Sciuscià
1946
Paese
Italia
Genere
Drammatico
Durata
93 min.
Formato
Bianco e Nero
Regista
Vittorio De Sica
Attori
Franco Interlenghi
Rinaldo Smordoni
Annielo Mele
Bruno Ortenzi
Emilio Cigoli
Leo Garavaglia
Antonio Carlino
Pasquale (Franco Interlenghi) e Giuseppe (Rinaldo Smordoni), piccoli lustrascarpe nella Roma dell'immediato dopoguerra, necessitano di denaro per acquistare un cavallo e vengono coinvolti a loro insaputa in un traffico di oggetti rubati, finendo in riformatorio.
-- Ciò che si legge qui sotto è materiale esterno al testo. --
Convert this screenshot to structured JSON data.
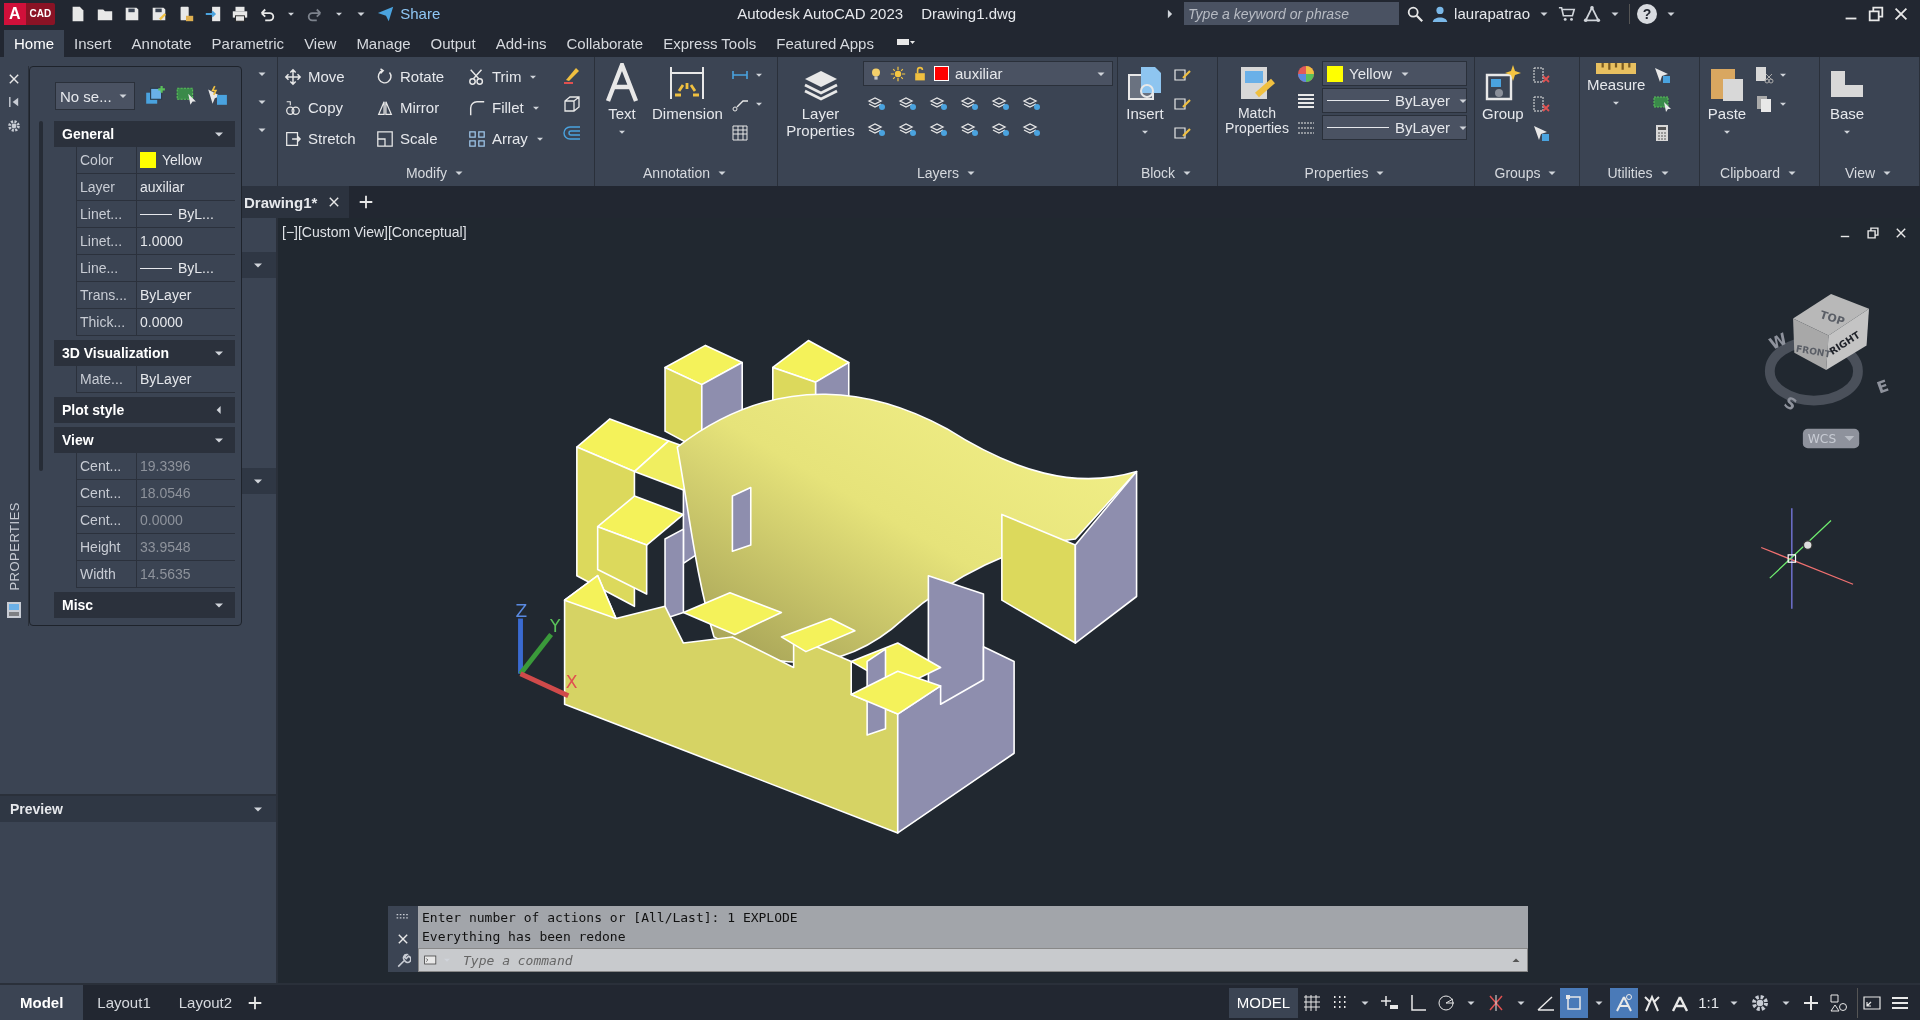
{
  "logo": {
    "letter": "A",
    "badge": "CAD"
  },
  "quick_access": {
    "share": "Share"
  },
  "title": {
    "app": "Autodesk AutoCAD 2023",
    "file": "Drawing1.dwg"
  },
  "search": {
    "placeholder": "Type a keyword or phrase"
  },
  "user": {
    "name": "laurapatrao"
  },
  "help": "?",
  "ribbon_tabs": [
    {
      "label": "Home",
      "selected": true
    },
    {
      "label": "Insert",
      "selected": false
    },
    {
      "label": "Annotate",
      "selected": false
    },
    {
      "label": "Parametric",
      "selected": false
    },
    {
      "label": "View",
      "selected": false
    },
    {
      "label": "Manage",
      "selected": false
    },
    {
      "label": "Output",
      "selected": false
    },
    {
      "label": "Add-ins",
      "selected": false
    },
    {
      "label": "Collaborate",
      "selected": false
    },
    {
      "label": "Express Tools",
      "selected": false
    },
    {
      "label": "Featured Apps",
      "selected": false
    }
  ],
  "ribbon_panels": [
    {
      "kind": "draw"
    },
    {
      "kind": "modify",
      "title": "Modify",
      "tools": [
        "Move",
        "Rotate",
        "Trim",
        "Copy",
        "Mirror",
        "Fillet",
        "Stretch",
        "Scale",
        "Array"
      ]
    },
    {
      "kind": "annotation",
      "title": "Annotation",
      "tools": [
        "Text",
        "Dimension"
      ]
    },
    {
      "kind": "layers",
      "title": "Layers",
      "tools": [
        "Layer Properties"
      ],
      "current_layer": "auxiliar"
    },
    {
      "kind": "block",
      "title": "Block",
      "tools": [
        "Insert"
      ]
    },
    {
      "kind": "properties",
      "title": "Properties",
      "tools": [
        "Match Properties"
      ],
      "color_name": "Yellow",
      "linetype": "ByLayer",
      "lineweight": "ByLayer"
    },
    {
      "kind": "groups",
      "title": "Groups",
      "tools": [
        "Group"
      ]
    },
    {
      "kind": "utilities",
      "title": "Utilities",
      "tools": [
        "Measure"
      ]
    },
    {
      "kind": "clipboard",
      "title": "Clipboard",
      "tools": [
        "Paste"
      ]
    },
    {
      "kind": "view",
      "title": "View",
      "tools": [
        "Base"
      ]
    }
  ],
  "document_tabs": [
    {
      "label": "Drawing1*",
      "selected": true
    }
  ],
  "viewport": {
    "label": "[−][Custom View][Conceptual]"
  },
  "viewcube": {
    "top": "TOP",
    "front": "FRONT",
    "right": "RIGHT",
    "west": "W",
    "south": "S",
    "east": "E",
    "coordinate_system": "WCS"
  },
  "ucs": {
    "x": "X",
    "y": "Y",
    "z": "Z"
  },
  "properties_palette": {
    "title": "PROPERTIES",
    "selection": "No se...",
    "sections": [
      {
        "title": "General",
        "expanded": true,
        "rows": [
          {
            "label": "Color",
            "value": "Yellow",
            "kind": "swatch",
            "readonly": false
          },
          {
            "label": "Layer",
            "value": "auxiliar",
            "kind": "text",
            "readonly": false
          },
          {
            "label": "Linet...",
            "value": "ByL...",
            "kind": "line",
            "readonly": false
          },
          {
            "label": "Linet...",
            "value": "1.0000",
            "kind": "text",
            "readonly": false
          },
          {
            "label": "Line...",
            "value": "ByL...",
            "kind": "line",
            "readonly": false
          },
          {
            "label": "Trans...",
            "value": "ByLayer",
            "kind": "text",
            "readonly": false
          },
          {
            "label": "Thick...",
            "value": "0.0000",
            "kind": "text",
            "readonly": false
          }
        ]
      },
      {
        "title": "3D Visualization",
        "expanded": true,
        "rows": [
          {
            "label": "Mate...",
            "value": "ByLayer",
            "kind": "text",
            "readonly": false
          }
        ]
      },
      {
        "title": "Plot style",
        "expanded": false
      },
      {
        "title": "View",
        "expanded": true,
        "rows": [
          {
            "label": "Cent...",
            "value": "19.3396",
            "kind": "text",
            "readonly": true
          },
          {
            "label": "Cent...",
            "value": "18.0546",
            "kind": "text",
            "readonly": true
          },
          {
            "label": "Cent...",
            "value": "0.0000",
            "kind": "text",
            "readonly": true
          },
          {
            "label": "Height",
            "value": "33.9548",
            "kind": "text",
            "readonly": true
          },
          {
            "label": "Width",
            "value": "14.5635",
            "kind": "text",
            "readonly": true
          }
        ]
      },
      {
        "title": "Misc",
        "expanded": true
      }
    ]
  },
  "preview_panel": {
    "title": "Preview"
  },
  "command_line": {
    "history": [
      "Enter number of actions or [All/Last]: 1 EXPLODE",
      "Everything has been redone"
    ],
    "placeholder": "Type a command"
  },
  "layout_tabs": [
    {
      "label": "Model",
      "selected": true
    },
    {
      "label": "Layout1",
      "selected": false
    },
    {
      "label": "Layout2",
      "selected": false
    }
  ],
  "status_bar": {
    "space": "MODEL",
    "scale": "1:1"
  }
}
Divisi dall'ambiente carcerario e sobillati da cattive compagnie, iniziano a odiarsi: il tentativo di fuga da parte di Giuseppe farà precipitare gli eventi. Ispirato da due giovani “sciuscià” (dall'inglese shoe shine) incontrati nei pressi di Villa Borghese, Vittorio De Sica segue le orme di Roberto Rossellini (Roma città aperta, 1945; Paisà, 1946) e dirige una mirabile opera neorealista, straordinario affresco sulle miserie, sociali e morali, di un'Italia sventrata dal Secondo conflitto mondiale. La sceneggiatura di Cesare Zavattini, Sergio Amidei, Adolfo Franci e Cesare Giulio Viola si dimostra pienamente conforme alla cosiddetta poetica del pedinamento e mira a identificare la tragedia nel quotidiano, delineando con partecipazione e tenerezza le sofferenze dei minori, da sempre bersaglio primario di un mondo al collasso. A emergere prepotente è il contrasto insanabile tra l'universo infantile, destinato a una desolante perdita dell'innocenza (i piccoli protagonisti sono in perenne balìa di inganni e maneggi, atti a far emergere la presunta verità sui traffici illeciti che li hanno condannati alla prigionia), e un mondo adulto meschino, foriero di corruzione e ipocrisia, che sarà il detonatore primario di un iter degenerativo inarrestabile. Una pellicola indimenticabile ed eticamente ineccepibile, in cui la regia minimale e le scelte stilistiche di grande impatto emozionale (i primi piani che scavano i volti sofferenti dei fanciulli) esaltano per contrasto la drammatica materia di base, regalando una straziante sequenza finale (memorabile il cavallo bianco, metafora di una libertà ormai irraggiungibile). Da incubo la rappresentazione della struttura carceraria, con l'accentuazione quasi espressionista di ombre che simbolizzano la cattiva coscienza delle istituzioni. Oscar onorario come miglior film straniero («L'eccezionale qualità di questo prodotto italiano prova al mondo che lo spirito creativo può trionfare su ogni avversità»).